Posted: June 30, 2008 6:01 pm

New DNA tests prove that Timothy Cole died in a Texas prison while serving time for a rape he didn’t commit, according to papers filed Friday by his attorneys at the Innocence Project of Texas. Cole was convicted of raping a Texas Tech student in 1986 and sentenced to 25 years in prison. Nine years later, another inmate, Jerry Johnson, sent a letter to the Lubbock court claiming that he – and not Cole – had committed the rape. Johnson’s claims, however, fell on deaf ears, and Cole died of asthma in prison at age 38.
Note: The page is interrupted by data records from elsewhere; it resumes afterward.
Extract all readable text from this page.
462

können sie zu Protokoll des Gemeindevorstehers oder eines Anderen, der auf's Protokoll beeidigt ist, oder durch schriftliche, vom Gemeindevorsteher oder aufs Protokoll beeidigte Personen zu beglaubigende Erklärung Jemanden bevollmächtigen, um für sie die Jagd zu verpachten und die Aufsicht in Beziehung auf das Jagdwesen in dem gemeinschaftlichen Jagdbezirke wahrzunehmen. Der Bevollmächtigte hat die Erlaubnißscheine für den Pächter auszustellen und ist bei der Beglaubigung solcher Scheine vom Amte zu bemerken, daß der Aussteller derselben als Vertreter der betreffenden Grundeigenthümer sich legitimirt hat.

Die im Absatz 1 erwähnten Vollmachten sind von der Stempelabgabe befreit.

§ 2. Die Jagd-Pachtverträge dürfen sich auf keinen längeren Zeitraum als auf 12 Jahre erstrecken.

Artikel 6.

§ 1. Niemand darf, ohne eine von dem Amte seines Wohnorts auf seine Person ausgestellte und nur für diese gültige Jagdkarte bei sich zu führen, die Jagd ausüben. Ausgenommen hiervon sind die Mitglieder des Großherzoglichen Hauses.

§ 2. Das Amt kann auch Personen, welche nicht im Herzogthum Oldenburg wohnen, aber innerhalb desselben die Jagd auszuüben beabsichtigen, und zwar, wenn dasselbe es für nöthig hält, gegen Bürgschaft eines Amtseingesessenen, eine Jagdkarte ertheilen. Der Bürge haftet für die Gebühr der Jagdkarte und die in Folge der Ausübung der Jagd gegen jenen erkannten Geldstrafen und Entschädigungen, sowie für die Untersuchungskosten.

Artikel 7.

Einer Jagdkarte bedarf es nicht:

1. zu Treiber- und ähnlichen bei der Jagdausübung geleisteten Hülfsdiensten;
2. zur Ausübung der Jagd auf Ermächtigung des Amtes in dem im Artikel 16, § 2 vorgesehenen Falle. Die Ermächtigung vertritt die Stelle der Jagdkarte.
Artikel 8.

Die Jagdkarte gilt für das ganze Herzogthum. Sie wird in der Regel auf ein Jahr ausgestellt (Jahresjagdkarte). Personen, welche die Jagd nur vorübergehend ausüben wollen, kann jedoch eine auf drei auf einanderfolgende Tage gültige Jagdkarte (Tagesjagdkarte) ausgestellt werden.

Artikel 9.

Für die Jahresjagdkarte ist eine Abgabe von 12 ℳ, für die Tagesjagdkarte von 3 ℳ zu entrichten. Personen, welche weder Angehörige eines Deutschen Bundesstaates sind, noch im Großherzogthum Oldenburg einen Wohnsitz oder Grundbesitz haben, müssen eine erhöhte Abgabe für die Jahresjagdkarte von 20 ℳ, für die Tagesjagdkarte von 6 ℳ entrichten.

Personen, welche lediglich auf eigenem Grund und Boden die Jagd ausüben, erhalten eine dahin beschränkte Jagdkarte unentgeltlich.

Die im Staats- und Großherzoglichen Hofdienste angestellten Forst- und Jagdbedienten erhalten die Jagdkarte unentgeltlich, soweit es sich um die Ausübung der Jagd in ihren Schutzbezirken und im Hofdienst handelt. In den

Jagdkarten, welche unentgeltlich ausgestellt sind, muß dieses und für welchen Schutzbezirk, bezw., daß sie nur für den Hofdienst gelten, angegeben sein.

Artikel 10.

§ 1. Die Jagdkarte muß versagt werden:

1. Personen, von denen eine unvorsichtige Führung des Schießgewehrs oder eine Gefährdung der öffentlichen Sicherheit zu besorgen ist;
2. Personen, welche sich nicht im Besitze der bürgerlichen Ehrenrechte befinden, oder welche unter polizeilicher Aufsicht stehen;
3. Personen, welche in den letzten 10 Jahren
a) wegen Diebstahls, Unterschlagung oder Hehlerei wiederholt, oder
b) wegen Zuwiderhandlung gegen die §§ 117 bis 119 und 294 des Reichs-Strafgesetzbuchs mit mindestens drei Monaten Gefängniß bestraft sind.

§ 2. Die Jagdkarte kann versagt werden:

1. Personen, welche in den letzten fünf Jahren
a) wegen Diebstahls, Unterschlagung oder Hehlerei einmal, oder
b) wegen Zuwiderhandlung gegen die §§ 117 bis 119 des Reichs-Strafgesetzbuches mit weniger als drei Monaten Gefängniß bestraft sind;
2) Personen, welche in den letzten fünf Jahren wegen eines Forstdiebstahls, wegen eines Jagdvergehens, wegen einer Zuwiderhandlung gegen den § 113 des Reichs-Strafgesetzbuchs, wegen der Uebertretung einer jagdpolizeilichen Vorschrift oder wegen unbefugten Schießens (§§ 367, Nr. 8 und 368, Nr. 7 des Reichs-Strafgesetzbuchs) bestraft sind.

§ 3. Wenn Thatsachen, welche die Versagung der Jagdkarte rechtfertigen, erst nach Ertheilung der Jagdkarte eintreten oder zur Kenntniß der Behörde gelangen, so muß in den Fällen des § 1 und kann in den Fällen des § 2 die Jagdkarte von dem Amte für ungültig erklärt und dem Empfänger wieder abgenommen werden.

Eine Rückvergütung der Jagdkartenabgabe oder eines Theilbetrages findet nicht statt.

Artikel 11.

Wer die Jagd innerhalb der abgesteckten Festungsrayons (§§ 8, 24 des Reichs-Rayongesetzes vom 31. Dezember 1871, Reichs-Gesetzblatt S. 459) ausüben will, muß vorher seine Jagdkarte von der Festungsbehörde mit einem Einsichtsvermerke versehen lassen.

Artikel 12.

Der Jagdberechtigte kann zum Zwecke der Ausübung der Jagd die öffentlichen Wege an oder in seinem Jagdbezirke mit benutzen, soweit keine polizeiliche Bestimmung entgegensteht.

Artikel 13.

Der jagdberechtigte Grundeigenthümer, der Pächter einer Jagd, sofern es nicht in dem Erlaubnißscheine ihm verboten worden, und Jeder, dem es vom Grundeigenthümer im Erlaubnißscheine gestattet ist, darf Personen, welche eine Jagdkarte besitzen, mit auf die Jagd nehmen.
But Johnson’s family didn’t give up. In 2007, the Innocence Project of Texas took on the case and began investigating. Biological evidence from the crime was located in the Lubbock County archives. DNA test results received last months proved that Johnson was indeed the perpetrator of the crime.

And now Jeff Blackburn, the lead counsel at the Innocence Project of Texas, is seeking to have Cole’s record cleared.

"If we're going to live in a society where the court system operates in a fair way, then it's got to do it across the board," Blackburn said. "They have a right to have a court of record tell them that their son was innocent."

Read a three-part story and watch a video with Cole’s family on the Lubbock Avalanche-Journal.
Texas has more DNA exonerations than any other state in the U.S., with 32 uncovered so far. Several, like Cole’s, are pending final court determination. When there’s more news in Cole’s case, we’ll post it here.